A serious complication in immunosuppressed patients (allograft recipients and patients with autoimmune diseases) is sepsis. Proceeding from cytofluorometric analyses of mononuclear blood cells, septic patients (n = 44) were found to fall into two categories: i) those with “immunoparalysis” (n = 22) which is defined as a drastic reduction of HLA‐DR⁺ monocytes (< 20%) and a variable decrease of the differentiation antigens on T lymphocytes, and ii) patients without "immunoparalysis" (n = 22).
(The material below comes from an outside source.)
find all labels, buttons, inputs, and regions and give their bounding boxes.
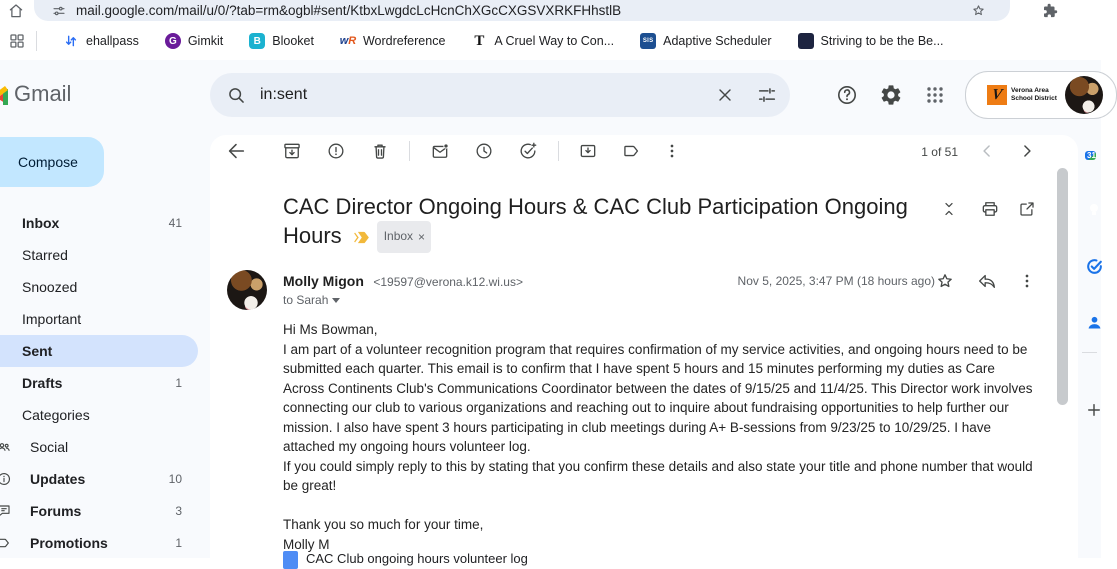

The HLA‐DQ antigen but not HLA‐class I antigen expression was also decreased on monocytes derived from septic patients with "immunoparalysis". In patients with "immunoparalysis" who were continued on immunosuppression, mortality was 90%! Mortality was 0% in those with "immunoparalysis" whose immunosuppression was rapidly tapered. The normalization of HLA‐DR antigen expression on monocytes and the appearance of activated T cells (commonly within 5–10 days after reduction of immunosuppression) indicate the recovery of the immune system and (in order to prevent a rejection) necessitate a return to routine immunosuppression. Using immune monitoring as a guide for immunosuppression, no rejection occurred in consequence of tapered immunosuppression. Septic patients without "immunoparalysis" had no mortality when they were maintained on routine immunosuppression. However, reduction of immunosuppression in this latter group provoked severe rejection crises. Our immune monitoring seems to be useful for the management of immunosuppression in patients with septic complications in order to minimize two risks, i.e. death by sepsis or loss of graft.